While hunting for the elusive Planet X, astronomers have discovered 12 additional moons around Jupiter, bringing the grand total of the planet’s known satellites up to a whopping 79.
The new moons are all relatively small — between 1 and 3 kilometers (.6 to 1.8 miles) across, which is likely why they haven’t been spotted before, scientists said.
They were first seen in the spring of 2017 by researchers who have spent the last few years searching for Planet X, also known as Planet 9 — an object they expect to be Mars-sized or bigger.
They believe it lies in the distant solar system, as much as 100 times farther from the sun than is the Earth. (For reference, Pluto is about 30 times farther from the sun than Earth is).
Any object that far away will receive very little light from the sun that it can reflect back to telescopes on Earth, which is why the search has been so challenging, said Scott Sheppard, an astronomer at the Carnegie Institution for Science in Washington who led the work.
To aid them on this quest, the science team is using a four-meter telescope in Chile attached to the largest camera ever built.
It’s called the Dark Energy Camera, and it’s about the size of a smart car, Sheppard said.
Because the camera is so big, it can capture a much wider patch of sky in a single exposure than was previously possible.
“It allows us to be much more efficient than we’ve been in the past,” Sheppard said. “It used to be that one image was basically the area of a full moon in the night sky. Now we can cover twelve times that much.”
Sheppard and his colleagues are primarily focused on surveying the deep outer solar system, but a few years ago they realized that the Jupiter system was well positioned for them to take a closer look at its myriad satellites.
“It was kind of like trying to kill two birds with one stone,” Sheppard said. “We thought we might find a few more moons by covering the whole Jovian system in one exposure, which hadn’t been done before.”
The researchers deliberately picked fields to image that would allow them to see Jupiter’s moons without the bright light from the planet itself getting in the way.
They were able to determine which points of light in their images were Jovian moons because they moved across the sky at the same rate as their host planet.
“Anything that moved much slower would be a more distant object,” Sheppard said.

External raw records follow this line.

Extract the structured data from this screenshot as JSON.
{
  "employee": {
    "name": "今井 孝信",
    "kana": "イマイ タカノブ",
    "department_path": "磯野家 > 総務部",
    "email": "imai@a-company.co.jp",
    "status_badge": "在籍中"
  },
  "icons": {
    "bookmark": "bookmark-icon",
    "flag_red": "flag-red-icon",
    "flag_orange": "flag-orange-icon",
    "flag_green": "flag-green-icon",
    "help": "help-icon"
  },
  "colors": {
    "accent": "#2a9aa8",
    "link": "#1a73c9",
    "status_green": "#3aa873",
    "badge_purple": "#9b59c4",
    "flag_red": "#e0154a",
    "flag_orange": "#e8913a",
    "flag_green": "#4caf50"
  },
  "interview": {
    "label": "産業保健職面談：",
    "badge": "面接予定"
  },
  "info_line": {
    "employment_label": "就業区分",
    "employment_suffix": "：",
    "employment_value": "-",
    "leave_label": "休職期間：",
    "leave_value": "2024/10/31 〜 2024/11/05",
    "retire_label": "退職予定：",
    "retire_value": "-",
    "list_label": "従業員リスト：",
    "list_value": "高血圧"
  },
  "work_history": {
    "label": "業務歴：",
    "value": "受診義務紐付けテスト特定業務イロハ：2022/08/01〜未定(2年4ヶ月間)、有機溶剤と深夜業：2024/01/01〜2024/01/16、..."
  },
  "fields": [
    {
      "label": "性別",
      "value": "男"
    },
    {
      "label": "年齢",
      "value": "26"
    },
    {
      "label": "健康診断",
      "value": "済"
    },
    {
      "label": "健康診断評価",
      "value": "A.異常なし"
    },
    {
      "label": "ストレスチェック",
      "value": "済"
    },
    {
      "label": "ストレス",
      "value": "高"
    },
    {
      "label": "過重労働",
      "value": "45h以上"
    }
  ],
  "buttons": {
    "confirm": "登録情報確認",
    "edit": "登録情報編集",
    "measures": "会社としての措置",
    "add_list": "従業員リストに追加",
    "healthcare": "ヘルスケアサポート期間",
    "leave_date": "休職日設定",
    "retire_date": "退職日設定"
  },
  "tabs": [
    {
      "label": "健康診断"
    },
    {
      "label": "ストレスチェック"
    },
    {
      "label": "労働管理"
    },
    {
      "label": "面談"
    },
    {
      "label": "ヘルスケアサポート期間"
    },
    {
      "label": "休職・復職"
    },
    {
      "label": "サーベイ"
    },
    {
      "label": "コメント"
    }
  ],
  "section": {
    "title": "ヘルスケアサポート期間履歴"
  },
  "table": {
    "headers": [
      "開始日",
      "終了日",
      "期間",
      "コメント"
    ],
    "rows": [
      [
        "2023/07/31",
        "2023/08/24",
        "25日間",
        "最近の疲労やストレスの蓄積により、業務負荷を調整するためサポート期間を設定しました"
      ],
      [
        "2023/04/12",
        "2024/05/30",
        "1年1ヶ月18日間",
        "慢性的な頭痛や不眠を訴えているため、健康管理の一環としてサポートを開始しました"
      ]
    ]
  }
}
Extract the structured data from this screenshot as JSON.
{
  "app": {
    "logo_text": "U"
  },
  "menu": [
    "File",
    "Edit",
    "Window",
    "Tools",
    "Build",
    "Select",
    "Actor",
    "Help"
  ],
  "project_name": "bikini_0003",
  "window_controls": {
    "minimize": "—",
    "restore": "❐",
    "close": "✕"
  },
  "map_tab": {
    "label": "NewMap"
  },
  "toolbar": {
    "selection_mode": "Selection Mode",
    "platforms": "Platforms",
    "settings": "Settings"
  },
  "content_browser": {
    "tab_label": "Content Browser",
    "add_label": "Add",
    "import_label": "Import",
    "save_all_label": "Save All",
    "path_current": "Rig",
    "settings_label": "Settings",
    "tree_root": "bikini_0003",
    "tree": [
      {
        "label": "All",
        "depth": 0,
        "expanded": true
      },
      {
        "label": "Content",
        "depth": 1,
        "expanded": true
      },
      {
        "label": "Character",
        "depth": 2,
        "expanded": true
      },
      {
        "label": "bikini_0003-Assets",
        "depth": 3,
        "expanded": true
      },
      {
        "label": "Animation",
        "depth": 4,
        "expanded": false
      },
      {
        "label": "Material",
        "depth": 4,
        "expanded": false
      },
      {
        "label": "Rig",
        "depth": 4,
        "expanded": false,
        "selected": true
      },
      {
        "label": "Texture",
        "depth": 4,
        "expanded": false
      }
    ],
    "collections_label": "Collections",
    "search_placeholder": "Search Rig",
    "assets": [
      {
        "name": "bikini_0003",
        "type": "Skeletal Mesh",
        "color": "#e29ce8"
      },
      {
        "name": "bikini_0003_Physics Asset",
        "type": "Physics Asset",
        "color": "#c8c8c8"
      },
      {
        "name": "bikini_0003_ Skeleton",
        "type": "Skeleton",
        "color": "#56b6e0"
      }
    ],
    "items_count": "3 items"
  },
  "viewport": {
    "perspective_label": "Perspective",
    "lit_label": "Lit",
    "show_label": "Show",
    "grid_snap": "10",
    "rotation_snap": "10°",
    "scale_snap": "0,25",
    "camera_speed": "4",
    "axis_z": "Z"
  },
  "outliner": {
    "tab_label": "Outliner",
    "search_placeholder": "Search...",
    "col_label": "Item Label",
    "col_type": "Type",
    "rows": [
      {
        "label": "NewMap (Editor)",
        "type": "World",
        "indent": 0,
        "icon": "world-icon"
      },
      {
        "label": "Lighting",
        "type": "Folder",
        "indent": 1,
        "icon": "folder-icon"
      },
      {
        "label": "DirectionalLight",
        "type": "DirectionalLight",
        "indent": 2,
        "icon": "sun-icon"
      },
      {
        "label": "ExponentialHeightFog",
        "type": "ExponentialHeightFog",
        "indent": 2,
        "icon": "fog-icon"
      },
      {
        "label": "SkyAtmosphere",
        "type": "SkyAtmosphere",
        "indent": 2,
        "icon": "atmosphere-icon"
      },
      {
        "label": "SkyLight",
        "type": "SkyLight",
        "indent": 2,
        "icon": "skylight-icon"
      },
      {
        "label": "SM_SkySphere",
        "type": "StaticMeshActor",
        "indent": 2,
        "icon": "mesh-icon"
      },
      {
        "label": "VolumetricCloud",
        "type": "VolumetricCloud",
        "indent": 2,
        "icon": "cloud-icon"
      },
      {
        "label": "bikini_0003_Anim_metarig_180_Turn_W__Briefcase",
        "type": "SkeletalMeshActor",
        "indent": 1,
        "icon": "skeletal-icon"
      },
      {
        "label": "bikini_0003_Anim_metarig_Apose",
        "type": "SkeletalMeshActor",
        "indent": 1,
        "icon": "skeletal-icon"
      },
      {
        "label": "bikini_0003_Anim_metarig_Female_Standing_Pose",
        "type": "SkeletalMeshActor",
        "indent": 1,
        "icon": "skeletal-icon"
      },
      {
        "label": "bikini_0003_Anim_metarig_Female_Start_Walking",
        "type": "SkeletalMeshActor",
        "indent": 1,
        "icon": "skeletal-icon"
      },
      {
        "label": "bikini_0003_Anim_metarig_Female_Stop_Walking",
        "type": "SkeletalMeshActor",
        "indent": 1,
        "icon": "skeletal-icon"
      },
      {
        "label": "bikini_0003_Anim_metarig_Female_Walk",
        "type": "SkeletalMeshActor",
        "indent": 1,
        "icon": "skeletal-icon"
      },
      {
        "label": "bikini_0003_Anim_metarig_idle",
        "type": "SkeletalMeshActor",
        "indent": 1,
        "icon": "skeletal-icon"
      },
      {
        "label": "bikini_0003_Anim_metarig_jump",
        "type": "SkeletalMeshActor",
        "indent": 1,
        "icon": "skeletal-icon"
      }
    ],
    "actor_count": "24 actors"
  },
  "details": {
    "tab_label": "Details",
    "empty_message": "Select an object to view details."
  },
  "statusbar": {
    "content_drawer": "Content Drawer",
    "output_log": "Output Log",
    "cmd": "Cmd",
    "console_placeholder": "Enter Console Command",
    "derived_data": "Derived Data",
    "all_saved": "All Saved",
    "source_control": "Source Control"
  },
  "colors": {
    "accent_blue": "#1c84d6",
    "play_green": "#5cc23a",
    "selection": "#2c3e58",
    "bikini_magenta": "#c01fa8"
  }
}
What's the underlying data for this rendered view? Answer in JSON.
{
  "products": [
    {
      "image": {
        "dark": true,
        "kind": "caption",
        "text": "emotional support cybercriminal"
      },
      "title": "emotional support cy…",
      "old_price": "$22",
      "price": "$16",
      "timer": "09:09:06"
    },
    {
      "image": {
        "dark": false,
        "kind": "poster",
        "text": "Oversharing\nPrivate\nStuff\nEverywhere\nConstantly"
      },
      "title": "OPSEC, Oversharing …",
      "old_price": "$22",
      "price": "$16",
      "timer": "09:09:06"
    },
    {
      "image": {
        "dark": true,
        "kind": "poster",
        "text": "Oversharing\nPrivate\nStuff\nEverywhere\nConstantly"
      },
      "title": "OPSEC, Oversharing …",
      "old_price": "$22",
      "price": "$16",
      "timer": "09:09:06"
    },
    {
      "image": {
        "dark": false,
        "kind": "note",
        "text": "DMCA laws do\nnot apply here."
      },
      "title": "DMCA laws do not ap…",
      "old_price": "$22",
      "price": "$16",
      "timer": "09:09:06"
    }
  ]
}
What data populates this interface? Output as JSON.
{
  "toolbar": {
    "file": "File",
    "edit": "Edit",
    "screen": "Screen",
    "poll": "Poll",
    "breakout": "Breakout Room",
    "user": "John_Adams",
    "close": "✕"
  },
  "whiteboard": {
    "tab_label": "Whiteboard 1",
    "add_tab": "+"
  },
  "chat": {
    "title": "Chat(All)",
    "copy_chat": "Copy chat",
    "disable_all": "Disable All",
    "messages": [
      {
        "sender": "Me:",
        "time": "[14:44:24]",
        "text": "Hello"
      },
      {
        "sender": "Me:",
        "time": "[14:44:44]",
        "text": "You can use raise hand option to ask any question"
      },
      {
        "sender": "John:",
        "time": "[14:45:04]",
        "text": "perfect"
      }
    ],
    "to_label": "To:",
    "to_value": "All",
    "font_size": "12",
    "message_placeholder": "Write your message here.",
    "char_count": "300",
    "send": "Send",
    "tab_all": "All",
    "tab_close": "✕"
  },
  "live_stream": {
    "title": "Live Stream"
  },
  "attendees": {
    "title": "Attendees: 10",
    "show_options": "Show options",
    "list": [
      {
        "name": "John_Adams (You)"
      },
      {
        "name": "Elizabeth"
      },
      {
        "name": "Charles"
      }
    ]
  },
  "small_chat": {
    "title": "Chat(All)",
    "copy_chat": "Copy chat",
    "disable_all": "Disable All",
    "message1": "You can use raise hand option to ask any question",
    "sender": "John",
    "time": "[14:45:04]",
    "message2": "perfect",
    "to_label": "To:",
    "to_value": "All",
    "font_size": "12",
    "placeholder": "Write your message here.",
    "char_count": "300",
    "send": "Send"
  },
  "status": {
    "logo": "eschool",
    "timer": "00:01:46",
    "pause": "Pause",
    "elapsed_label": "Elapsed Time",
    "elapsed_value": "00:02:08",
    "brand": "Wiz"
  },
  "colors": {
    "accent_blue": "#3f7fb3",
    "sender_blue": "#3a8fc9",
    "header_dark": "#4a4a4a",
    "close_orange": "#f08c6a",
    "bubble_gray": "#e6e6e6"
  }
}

Their observations revealed the 12 never-before-seen moons. Eleven of them have been verified by representatives of the International Astronomical Union’s Minor Planet Center. The status of the 12th moon is still pending, although the researchers expect that it will be verified soon.
Most of the newly discovered moons belong to two previously known families of satellites.
Nine of them circle Jupiter in a wide, retrograde orbit, which means they move in the opposite direction that the planet rotates. It takes them about two Earth years to orbit Jupiter.
Two of them are part of a more inner group of moons that circle the planet in the prograde, or the same direction as it spins. This group completes a single orbit around Jupiter in one Earth year.
However, there is one moon, tentatively called Valetudo, that stands out. It doesn’t belong to any known group of moons, and it follows a strange prograde orbit that occasionally crosses the path of the retrograde moons.
“It’s basically going the wrong direction on the highway,” Sheppard said. “And that means that the chances of a collision are much higher.”
Sheppard said the discovery of Valetudo could help answer some longstanding questions about the formation of the extensive Jovian system.
Scientists believe that the families of small moons we see orbiting Jupiter today may have once been single, larger moons that broke apart after colliding with something — perhaps an asteroid or comet.
But if Valetudo is the remnant of a much larger moon with the same weird orbit, it is possible that the families of small moons were created by the collision of two moons.
Sheppard added that the team is currently running a simulation using supercomputers to determine how long before Valetudo crashes into one of the moons in the retrograde orbit. He expects that it will be sometime between 100 million and 1 billion years.
“The chances of us seeing an impact in any one year is vanishingly small, but it is likely in the life of the solar system,” said Gareth Williams, an astronomer at the Harvard Smithsonian Center for Astrophysics, who determined the orbits of the newly discovered moons for the International Astronomical Union.
Williams said he was not surprised by Sheppard’s discovery of additional moons around Jupiter.
“We know there are probably hundreds of moons around Jupiter that are a kilometer or more in diameter at the moment,” he said.
However, he said the finding is still significant.
“Knowing how many satellites around each of the planets is important because any formation scenario for the planet has to account for the satellite system,” he said. “If your model only accounts for 20 satellites, that’s not going to fly when you suddenly have 60.”
He added that now that these moons have been discovered, and their orbits determined, scientists will know where to point their telescopes in order to study them more in depth. That will help them determine how dark they are and what they are made of, helping researchers learn more about the makeup of our solar system.
In the meantime, Sheppard’s hunt for Planet X continues. Who knows what else he and his colleagues might discover along the way?